Volume decals

Okay, so I’ve read the release notes of 4.9, but I haven’t tried it yet since I’m a bit busy at the moment, and there’s something itching about the “volume decals”.

First, if I understand what is explained, volume decals can work like boolean operations, so is it usable as a single global subtraction boolean for specified types of actors? Like when I have a set of actors such as a bunch of crates, and I want something in the world to make those crates disappear, like a cloaking field. I could normally use a transition shader with opacity, but that won’t close the mesh, so you can look through it, or has much control over the location, especially if you have more than one of these “fields” in one world, since it’s material based. So I would just place a box and every-time a crate enters that box, it is cut off at the edges until it disappears. This effects doesn’t need any edge effects or something, a straight line is fine.
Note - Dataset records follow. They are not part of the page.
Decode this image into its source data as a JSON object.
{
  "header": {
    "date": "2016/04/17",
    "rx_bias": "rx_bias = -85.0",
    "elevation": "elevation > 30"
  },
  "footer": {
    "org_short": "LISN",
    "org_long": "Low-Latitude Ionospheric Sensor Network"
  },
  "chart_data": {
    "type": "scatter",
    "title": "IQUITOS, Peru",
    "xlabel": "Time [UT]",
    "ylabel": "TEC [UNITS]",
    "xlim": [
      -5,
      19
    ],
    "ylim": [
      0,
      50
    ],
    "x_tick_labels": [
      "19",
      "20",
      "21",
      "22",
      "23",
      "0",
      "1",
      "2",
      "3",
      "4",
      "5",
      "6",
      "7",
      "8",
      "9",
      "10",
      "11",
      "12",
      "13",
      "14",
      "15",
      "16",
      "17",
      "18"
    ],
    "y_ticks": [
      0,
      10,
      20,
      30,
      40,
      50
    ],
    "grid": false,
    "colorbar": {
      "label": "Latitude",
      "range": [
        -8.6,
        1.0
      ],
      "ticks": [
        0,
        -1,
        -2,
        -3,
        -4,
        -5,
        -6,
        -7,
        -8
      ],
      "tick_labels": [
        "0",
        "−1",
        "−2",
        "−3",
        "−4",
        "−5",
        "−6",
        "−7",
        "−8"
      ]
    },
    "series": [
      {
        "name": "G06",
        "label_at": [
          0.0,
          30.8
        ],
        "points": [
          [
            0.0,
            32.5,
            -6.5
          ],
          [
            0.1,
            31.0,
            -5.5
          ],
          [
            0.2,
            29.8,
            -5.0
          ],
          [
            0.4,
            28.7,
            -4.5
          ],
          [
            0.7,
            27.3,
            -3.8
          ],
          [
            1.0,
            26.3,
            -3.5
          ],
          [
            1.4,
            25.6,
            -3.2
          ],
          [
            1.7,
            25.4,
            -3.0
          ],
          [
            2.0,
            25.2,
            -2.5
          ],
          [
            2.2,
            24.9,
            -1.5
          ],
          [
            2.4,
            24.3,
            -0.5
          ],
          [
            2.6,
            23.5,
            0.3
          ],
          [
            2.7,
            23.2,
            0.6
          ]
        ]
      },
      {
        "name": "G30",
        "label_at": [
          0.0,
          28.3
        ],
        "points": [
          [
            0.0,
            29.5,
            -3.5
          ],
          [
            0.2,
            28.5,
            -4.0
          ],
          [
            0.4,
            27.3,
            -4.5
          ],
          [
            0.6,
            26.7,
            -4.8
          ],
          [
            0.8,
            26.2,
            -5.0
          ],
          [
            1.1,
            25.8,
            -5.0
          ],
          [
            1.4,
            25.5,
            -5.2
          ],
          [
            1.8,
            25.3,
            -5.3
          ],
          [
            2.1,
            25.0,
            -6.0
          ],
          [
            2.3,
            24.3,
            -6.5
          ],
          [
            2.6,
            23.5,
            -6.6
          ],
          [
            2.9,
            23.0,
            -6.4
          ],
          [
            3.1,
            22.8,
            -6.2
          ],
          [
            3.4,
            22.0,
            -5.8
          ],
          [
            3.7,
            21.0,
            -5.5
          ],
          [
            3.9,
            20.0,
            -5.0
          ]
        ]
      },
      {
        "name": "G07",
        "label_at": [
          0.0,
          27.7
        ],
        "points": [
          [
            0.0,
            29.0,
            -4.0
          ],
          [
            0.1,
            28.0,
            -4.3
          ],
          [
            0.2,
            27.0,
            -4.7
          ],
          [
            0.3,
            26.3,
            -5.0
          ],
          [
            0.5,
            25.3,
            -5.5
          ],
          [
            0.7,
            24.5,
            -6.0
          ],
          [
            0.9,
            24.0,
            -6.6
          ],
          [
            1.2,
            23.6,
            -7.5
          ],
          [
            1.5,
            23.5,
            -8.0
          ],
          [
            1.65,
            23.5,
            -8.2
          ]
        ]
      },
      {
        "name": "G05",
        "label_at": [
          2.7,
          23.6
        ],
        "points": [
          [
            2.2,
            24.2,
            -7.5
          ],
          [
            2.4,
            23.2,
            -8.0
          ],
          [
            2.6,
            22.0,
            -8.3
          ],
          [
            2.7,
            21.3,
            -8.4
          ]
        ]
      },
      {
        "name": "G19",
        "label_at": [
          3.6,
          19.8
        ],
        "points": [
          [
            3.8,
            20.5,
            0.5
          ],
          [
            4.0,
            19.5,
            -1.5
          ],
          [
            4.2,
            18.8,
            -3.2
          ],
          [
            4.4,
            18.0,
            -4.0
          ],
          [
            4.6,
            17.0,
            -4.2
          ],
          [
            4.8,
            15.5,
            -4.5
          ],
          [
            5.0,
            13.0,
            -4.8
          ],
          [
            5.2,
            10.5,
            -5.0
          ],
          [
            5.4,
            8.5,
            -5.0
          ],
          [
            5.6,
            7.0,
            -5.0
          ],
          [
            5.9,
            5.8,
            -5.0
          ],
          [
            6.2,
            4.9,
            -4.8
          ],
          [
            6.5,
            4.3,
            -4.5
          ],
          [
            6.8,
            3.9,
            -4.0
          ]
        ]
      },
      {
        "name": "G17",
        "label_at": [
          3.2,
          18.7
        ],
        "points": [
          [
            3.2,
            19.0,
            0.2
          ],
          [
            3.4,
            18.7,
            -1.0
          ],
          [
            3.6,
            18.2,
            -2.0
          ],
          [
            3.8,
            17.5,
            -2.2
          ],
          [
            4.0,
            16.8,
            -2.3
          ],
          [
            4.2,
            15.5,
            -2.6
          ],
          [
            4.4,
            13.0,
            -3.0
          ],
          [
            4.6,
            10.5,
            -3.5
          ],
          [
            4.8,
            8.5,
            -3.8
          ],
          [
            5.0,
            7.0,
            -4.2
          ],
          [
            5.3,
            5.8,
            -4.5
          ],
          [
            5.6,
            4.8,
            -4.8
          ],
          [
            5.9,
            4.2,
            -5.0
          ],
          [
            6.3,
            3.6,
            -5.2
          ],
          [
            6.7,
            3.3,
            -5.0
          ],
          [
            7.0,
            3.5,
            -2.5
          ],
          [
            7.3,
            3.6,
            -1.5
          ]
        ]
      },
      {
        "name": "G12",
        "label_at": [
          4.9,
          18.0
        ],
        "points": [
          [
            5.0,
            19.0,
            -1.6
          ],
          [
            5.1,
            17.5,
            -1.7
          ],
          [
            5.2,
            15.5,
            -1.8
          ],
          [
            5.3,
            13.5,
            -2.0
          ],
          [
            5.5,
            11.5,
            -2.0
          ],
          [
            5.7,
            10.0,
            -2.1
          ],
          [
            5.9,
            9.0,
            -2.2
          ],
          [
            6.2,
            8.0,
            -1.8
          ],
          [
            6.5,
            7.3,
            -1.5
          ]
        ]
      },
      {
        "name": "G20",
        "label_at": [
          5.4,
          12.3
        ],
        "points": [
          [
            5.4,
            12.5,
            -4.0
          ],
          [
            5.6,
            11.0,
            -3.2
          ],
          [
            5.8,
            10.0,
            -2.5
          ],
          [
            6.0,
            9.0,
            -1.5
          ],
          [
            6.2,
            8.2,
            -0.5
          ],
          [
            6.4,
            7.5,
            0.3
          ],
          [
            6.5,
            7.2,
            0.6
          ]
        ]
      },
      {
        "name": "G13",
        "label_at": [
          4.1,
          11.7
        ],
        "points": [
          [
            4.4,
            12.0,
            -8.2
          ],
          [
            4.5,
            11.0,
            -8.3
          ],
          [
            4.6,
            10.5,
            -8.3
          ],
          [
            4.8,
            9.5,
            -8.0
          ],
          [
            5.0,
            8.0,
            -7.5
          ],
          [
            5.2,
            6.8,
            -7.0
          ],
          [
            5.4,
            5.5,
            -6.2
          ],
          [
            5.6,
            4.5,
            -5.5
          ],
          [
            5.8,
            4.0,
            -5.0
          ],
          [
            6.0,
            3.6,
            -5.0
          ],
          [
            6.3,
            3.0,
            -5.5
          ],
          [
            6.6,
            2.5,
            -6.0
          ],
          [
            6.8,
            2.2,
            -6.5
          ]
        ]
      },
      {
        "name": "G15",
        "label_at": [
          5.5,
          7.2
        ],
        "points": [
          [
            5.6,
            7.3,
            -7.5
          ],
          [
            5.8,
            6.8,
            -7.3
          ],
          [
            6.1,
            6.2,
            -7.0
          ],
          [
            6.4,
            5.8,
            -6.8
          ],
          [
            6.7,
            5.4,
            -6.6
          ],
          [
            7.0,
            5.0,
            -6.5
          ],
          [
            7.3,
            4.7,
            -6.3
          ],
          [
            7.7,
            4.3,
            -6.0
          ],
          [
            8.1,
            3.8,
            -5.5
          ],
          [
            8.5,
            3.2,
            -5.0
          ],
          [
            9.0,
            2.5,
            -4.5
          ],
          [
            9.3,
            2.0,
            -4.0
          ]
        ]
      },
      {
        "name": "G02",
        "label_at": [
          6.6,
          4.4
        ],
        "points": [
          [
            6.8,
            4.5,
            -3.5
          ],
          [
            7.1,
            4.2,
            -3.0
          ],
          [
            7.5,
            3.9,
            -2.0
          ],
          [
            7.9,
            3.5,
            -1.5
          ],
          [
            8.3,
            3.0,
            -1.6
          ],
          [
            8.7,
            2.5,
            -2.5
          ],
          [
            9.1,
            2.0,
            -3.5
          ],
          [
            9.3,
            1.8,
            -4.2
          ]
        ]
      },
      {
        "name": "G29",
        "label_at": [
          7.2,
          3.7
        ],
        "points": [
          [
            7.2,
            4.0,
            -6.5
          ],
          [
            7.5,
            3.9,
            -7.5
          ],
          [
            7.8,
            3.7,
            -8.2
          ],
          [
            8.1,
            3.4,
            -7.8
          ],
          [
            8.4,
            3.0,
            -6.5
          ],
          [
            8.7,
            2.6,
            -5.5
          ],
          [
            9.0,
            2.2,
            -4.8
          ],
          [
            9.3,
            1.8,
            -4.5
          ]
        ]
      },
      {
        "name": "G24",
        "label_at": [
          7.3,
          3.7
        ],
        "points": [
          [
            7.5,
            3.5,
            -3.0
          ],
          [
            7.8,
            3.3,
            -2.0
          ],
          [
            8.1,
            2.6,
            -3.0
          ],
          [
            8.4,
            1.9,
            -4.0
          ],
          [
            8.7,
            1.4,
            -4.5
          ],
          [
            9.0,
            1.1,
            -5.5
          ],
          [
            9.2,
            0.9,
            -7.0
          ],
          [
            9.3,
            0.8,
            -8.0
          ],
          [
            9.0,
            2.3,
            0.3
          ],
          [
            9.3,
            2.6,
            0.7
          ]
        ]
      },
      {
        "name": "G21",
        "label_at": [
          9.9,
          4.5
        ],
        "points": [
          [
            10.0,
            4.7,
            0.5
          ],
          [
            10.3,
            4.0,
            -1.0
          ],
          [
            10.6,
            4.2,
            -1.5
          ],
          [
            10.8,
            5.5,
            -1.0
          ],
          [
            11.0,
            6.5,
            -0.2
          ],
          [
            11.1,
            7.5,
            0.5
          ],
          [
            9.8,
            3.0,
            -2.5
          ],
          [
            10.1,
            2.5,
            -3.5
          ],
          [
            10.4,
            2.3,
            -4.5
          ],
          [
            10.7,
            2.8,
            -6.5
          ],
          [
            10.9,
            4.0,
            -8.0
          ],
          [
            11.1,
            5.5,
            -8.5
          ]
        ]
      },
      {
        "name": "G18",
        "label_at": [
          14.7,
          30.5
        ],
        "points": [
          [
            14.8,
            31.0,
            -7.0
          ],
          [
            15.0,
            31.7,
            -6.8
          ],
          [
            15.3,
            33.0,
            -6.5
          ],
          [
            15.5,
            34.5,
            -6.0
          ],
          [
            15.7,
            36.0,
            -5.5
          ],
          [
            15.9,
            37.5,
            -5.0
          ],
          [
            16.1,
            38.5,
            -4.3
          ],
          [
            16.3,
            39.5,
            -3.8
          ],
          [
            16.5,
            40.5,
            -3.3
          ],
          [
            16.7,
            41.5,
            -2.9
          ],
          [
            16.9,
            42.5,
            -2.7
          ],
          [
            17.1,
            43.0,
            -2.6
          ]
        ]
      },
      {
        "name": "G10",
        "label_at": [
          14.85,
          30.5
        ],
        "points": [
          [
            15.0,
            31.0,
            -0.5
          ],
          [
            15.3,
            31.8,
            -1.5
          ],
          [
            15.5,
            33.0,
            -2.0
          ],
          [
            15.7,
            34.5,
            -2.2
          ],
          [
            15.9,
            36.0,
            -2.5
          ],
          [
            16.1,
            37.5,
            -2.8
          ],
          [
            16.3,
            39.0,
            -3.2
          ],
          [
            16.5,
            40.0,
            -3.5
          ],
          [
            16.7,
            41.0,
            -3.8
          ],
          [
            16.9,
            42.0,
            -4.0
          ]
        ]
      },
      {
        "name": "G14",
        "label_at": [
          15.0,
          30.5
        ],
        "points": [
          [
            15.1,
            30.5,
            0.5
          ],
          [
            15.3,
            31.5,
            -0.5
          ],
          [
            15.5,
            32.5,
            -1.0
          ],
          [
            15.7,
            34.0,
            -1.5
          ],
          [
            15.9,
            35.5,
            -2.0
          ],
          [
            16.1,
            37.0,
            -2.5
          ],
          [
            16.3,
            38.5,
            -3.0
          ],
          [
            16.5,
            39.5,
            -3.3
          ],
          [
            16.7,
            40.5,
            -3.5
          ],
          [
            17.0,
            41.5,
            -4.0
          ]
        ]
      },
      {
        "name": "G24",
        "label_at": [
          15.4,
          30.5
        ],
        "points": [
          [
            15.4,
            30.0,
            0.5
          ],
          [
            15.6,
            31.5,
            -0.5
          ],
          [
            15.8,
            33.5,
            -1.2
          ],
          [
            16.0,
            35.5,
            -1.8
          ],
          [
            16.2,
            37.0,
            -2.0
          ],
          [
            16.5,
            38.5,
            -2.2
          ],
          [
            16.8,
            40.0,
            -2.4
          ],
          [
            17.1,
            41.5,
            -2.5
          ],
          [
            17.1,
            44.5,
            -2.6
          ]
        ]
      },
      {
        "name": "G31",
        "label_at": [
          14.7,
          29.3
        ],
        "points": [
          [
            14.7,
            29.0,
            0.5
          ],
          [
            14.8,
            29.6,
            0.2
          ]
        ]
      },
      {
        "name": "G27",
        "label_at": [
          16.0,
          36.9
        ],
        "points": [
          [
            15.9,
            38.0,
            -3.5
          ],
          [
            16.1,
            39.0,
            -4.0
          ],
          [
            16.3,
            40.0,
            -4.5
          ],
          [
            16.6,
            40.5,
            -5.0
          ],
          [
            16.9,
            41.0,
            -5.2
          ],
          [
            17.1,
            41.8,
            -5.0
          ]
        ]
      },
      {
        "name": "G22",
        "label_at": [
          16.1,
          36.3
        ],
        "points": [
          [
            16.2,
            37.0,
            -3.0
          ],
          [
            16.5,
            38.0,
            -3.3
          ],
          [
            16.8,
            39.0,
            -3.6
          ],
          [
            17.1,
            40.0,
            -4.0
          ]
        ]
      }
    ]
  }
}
And two, it says in the release notes that it’s very resource heavy and may never be suitable for real-time use, so why would anyone put time into making a feature that is almost certain to never work out (and that, at least I, have never heard of), yet not adding a feature that many have requested such as the fluid surface actor, which existed in prior versions of the engine and is currently partly working due to the efforts of someone else (so I imagine wouldn’t be too difficult for a skilled programmer, which I am not), and not really a game-specific feature (since it’s related to water, which pretty much everyone wants). There is no hate here :p, I like the feature of volume decals as read above, and I like what Epic is doing with the engine. This is just something that’s in the back of my head, and I’m just wondering what the answer would be. I’m not demanding anything here, and if people think that I’m pushing too hard, then please ignore this second paragraph of me rambling :o. You can’t really write how you want to say something, so some might read this in a different way.

  1. You can do subtraction, but only if the box (or crate) itself is also a volume decal, and in the same decal material. There is no way for the volume decals to subtract from the world or from different decals. Basically you do all the distance fields that need to interact inside one material.

  2. This was an “epic friday” project by one engineer. Epic friday is a time once a month or so that people are allowed to work on whatever they want. It is rare that an epic friday results in a usable checked in feature, but this time it did. Things like this can be useful in many situations and people are using UE4 for many non-realtime uses as well. But it could have its place in a realtime scene if you budget and test accordingly. It is really there for experimentation. There may be some cool uses by combining it with “distance to nearest surface” where you can make realtime waterfalls or something crazy with simple tweaks to the input.

Ah okay. That clears it up. Thanks for your answer Ryan. I’ll experiment with it a bit and see what I can make of it.